Evil is nothing. It is not a thing that has existence. It is an action of something that is a thing. When I do something that is not good, then I am doing something that is evil, but evil then is an activity of some being. It has no being of itself. R.C.Sproul
If Augustine's approach is fair, it prompts a pair of syllogisms that lead to a different conclusion.
First:
1) All things that God created are good;
2) evil is not good;
3) therefore, evil was not created by God.
Second:
1) God created everything;
2) God did not create evil;
3) therefore, evil is not a thing.
Occurs to me to ask, "Does sin have ontology?" Does darkness?
I'm inviting @Josheb to chime in here, with his clear mind.
The second syllogism is faulty. The first mistake is that God created everything that was made.
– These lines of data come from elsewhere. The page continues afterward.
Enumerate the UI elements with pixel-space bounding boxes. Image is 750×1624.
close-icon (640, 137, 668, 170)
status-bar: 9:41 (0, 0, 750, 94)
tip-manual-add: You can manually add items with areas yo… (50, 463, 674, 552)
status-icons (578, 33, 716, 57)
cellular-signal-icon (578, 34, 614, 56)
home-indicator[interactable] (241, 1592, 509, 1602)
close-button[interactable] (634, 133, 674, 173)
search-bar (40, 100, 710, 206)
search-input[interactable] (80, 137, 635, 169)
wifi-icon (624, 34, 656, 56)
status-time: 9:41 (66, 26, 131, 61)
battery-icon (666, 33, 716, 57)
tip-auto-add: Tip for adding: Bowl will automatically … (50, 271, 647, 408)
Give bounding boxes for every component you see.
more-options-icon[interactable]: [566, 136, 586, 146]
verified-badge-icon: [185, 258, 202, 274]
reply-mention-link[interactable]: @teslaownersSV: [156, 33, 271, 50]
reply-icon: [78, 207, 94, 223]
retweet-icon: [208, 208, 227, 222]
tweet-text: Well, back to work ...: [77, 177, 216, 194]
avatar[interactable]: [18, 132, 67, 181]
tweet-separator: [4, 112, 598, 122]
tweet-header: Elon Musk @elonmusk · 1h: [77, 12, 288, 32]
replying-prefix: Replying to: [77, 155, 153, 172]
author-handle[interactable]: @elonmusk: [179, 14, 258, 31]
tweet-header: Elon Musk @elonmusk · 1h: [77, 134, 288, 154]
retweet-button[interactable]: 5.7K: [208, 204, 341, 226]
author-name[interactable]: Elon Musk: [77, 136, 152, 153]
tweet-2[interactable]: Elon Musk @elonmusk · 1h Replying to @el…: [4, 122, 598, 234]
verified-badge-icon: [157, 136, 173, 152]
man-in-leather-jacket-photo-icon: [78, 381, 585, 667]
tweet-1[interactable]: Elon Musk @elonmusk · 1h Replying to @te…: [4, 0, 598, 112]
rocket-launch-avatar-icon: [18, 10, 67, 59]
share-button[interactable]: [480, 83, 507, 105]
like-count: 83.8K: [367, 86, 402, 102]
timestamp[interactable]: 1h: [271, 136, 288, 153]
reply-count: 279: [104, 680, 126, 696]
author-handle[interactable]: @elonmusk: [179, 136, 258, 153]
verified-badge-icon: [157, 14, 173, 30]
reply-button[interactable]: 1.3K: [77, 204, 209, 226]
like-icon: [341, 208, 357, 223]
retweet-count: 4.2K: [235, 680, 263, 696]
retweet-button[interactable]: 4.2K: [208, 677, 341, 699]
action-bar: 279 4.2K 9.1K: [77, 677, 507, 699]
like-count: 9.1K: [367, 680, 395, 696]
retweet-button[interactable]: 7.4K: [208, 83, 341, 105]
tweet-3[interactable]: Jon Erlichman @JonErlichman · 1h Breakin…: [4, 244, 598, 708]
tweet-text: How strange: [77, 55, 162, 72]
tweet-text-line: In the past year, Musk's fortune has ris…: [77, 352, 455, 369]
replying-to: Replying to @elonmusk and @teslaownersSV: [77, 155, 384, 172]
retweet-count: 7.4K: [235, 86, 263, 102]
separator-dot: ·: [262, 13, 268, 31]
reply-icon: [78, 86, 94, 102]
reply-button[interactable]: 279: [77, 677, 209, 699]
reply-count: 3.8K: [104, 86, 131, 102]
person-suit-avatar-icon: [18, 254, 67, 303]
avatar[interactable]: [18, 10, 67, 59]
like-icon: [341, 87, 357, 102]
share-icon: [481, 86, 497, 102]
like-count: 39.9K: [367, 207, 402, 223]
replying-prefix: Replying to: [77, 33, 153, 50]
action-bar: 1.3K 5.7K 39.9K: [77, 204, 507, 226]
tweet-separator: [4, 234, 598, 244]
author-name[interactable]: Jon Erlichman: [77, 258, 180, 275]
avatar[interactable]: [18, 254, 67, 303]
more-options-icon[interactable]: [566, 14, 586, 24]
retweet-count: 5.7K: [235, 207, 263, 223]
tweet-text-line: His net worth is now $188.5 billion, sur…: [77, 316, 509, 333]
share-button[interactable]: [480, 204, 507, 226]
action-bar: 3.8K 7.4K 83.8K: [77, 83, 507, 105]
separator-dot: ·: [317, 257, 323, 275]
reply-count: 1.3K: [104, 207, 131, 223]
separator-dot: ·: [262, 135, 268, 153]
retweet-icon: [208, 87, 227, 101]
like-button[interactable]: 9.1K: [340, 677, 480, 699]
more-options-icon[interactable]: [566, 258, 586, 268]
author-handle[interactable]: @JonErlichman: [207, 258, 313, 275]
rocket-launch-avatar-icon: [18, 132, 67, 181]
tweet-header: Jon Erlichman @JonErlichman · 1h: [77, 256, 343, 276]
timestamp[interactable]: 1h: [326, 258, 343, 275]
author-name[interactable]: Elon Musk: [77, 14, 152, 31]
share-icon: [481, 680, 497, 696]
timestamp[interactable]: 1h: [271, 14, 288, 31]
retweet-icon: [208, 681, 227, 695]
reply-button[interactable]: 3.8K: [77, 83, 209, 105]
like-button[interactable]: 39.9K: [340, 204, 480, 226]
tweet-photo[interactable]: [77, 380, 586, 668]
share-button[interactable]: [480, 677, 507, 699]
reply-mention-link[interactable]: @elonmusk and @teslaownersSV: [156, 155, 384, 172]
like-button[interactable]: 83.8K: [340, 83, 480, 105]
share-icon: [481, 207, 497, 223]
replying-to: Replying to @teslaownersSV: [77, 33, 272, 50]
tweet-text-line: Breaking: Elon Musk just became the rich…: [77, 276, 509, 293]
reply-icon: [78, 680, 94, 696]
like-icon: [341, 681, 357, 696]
The second is that creating something does not preclude its antithesis as either an existing alternative or a potentially existing alternative. Sin and transgressional death were conditional effects or consequence. "If you eat then you will die," is a conditional statement. "If you disobey me then you will become sinful," is a conditional statement. When the condition X is realized then the consequence Y ensues. This is a dialectic (two seemingly contradictory premises that, when synthesized create something different or new). Creation is full of them. God made a good world that had the potential to become not-good. That potentiality was realized (as God knew it would) and something entirely different than what God had originally made ensued. Makes a huge difference to us.
Does not change God or His plan one fraction of an iota.
I must add: this op is about post-disobedient conditions, not pre-disobedient conditions. Attempting to explain Pharoah's heart condition by means of a good and sinless world is a categorical error. Pharoah was never good or sinless. His heart, therefore, was never like the pre-disobedient Adam's prior to Genesis 3:6-7.